Rents across U.S. metros fell in January from a year ago but remain higher than pre-pandemic levels, according to the real estate listings website Realtor.
While January rents were lower than in the same month of 2024 and 2023, they are $257 (16.1 percent) higher than in January 2020.
“Rents remain significantly higher than they were before the COVID-19 pandemic for units of all sizes, but studio rents have grown the least over the past five years despite being flat over the past year,” the report said.
The number of new apartments entering the market is now waning. While demand remains strong, it isn’t as high as during the pandemic.
Renting Versus Buying
The Realtor report found that it was less expensive to rent a median 0–2 bedroom unit than to buy a median home on a monthly cost basis in 48 out of the 50 tracked metros in January.The two markets that bucked the trend, Pittsburgh and Detroit, are places with the lowest median home sales listing price out of the 50 metros. Median homes in Pittsburgh had a listing price of $229,700, with Detroit at $239,950.
Realtor attributed the shift of the housing market toward a “more renter-friendly direction” partly to persistently high mortgage rates.
“The difference between mortgage payments and rental costs poses a substantial challenge for individuals and families trying to transition from renting to homeownership,” Matt Vance, a senior economist at real estate company CBRE, said in a statement. “Many are finding that renting not only offers financial advantages, but also provides the flexibility and lifestyle benefits they value, allowing them to adapt to changing circumstances and priorities.”

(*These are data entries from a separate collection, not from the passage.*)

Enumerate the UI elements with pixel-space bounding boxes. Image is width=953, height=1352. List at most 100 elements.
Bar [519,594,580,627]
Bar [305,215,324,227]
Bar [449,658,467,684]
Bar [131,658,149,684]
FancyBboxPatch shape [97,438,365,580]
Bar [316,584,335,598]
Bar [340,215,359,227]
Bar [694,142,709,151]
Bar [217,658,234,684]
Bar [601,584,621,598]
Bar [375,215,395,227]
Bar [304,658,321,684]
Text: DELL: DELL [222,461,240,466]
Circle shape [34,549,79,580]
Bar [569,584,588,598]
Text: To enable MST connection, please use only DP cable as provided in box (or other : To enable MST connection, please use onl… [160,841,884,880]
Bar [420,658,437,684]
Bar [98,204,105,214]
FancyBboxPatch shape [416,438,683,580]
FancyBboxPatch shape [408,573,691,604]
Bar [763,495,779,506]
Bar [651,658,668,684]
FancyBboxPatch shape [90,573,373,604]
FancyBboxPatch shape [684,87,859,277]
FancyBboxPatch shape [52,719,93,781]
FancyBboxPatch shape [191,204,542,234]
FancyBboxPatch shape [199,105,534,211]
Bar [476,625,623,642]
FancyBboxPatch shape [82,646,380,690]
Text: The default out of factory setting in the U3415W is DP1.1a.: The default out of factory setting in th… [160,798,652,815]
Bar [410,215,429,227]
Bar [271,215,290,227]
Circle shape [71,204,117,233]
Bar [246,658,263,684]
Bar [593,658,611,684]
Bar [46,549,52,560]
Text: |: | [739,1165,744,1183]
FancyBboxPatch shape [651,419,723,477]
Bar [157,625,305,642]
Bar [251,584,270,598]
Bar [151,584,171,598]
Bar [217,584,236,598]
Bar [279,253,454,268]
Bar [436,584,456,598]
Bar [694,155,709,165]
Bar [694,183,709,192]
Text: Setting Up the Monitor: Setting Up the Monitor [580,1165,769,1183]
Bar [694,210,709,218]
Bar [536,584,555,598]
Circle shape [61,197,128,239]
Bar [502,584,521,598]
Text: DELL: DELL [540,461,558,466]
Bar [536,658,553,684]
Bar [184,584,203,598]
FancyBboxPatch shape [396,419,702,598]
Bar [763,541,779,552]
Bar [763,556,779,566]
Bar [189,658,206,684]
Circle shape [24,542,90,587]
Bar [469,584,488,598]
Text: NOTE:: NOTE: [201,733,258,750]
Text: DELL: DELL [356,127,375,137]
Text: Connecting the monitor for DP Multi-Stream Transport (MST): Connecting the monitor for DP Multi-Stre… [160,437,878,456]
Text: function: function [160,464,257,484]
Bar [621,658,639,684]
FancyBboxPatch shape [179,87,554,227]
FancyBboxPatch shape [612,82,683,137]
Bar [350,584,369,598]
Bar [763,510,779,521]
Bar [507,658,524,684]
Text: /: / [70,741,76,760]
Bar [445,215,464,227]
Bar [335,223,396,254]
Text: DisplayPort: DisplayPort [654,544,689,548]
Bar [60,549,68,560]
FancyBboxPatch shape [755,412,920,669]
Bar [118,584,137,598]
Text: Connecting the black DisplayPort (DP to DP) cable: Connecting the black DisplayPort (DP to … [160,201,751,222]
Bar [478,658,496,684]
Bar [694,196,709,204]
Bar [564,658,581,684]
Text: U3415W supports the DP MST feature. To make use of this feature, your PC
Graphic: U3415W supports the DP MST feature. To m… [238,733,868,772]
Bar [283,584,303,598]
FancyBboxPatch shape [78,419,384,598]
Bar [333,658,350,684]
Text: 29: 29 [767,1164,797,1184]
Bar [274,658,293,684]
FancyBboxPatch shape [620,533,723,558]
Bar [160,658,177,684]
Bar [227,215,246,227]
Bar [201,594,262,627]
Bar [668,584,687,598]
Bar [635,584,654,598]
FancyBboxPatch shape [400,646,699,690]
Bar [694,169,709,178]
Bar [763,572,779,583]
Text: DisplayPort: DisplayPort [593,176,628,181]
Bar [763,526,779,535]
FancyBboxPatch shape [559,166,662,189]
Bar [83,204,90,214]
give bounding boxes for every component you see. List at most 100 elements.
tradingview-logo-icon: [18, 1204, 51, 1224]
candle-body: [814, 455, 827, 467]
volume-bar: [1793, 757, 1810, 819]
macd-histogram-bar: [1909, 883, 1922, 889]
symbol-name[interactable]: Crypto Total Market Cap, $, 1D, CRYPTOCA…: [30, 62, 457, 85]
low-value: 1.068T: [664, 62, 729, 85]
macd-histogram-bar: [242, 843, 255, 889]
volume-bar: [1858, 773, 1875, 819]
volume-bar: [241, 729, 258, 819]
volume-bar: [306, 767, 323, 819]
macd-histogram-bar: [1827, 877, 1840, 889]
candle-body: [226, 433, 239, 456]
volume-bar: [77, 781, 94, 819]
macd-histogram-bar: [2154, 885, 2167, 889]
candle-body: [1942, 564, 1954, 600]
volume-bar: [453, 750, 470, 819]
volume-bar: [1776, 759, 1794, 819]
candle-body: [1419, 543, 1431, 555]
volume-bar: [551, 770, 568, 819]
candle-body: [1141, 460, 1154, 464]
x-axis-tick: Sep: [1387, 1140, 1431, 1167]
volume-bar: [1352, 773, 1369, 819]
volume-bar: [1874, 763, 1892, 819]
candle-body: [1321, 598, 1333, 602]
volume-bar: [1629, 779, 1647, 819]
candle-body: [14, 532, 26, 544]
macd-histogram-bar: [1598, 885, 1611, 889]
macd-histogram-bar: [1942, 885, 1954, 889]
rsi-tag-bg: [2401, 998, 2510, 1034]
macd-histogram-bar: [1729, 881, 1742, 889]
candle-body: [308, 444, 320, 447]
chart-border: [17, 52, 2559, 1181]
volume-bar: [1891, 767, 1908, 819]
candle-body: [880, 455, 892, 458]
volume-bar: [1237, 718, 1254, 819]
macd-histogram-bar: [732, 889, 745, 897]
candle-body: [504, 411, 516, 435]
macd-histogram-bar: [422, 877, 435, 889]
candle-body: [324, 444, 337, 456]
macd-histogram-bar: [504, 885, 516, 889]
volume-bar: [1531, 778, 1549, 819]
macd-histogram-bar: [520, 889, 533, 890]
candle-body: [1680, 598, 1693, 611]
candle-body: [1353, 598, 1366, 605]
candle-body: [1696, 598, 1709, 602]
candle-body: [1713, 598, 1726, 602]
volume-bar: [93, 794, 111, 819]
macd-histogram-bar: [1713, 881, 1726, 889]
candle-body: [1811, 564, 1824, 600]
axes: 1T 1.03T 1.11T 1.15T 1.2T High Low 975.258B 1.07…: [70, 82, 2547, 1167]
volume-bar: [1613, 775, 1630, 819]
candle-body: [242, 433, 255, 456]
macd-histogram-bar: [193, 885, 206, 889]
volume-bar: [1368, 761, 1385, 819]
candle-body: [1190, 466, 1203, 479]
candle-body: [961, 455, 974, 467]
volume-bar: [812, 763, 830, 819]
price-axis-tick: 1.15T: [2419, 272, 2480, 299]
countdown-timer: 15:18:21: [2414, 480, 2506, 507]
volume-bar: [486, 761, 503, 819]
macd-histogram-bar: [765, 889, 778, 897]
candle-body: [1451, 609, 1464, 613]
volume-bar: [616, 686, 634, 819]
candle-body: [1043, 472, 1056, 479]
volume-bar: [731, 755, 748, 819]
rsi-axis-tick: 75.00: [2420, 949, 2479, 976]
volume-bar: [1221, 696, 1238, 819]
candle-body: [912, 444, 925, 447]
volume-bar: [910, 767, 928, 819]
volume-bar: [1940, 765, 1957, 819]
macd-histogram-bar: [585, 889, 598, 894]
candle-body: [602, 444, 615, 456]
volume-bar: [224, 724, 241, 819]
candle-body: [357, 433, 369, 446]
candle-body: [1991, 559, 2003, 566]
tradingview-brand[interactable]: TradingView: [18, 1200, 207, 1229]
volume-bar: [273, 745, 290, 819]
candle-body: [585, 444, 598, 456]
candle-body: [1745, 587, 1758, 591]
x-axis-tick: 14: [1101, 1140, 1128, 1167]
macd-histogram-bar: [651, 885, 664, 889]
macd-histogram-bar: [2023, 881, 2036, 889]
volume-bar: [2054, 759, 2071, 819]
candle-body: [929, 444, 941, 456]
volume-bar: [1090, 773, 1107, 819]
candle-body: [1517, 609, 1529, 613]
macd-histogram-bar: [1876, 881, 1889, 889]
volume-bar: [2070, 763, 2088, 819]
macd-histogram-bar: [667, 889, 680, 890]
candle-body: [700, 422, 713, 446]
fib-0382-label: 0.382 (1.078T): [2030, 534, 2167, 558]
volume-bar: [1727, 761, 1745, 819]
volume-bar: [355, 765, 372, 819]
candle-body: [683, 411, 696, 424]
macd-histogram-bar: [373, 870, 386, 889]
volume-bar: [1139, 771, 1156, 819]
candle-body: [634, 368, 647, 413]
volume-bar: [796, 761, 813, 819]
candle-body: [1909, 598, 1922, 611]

The median U.S. home sale price is at $419,000, with 19 months of year-over-year gains. Mortgage rates are at around 7 percent, and the Fed didn’t cut interest rates last month due to concerns over inflation.
“Waiting for rates to fall leaves you at risk of increased competition among buyers and subsequent price hikes from sellers,” Redfin said. “Rates are lower than they were a year ago and sales are still sluggish but improving, so now may be the time to act. Rates will likely remain steady for the foreseeable future, but buyers are getting restless, helping the market gain momentum. The longer you wait, the more competition you’ll see.”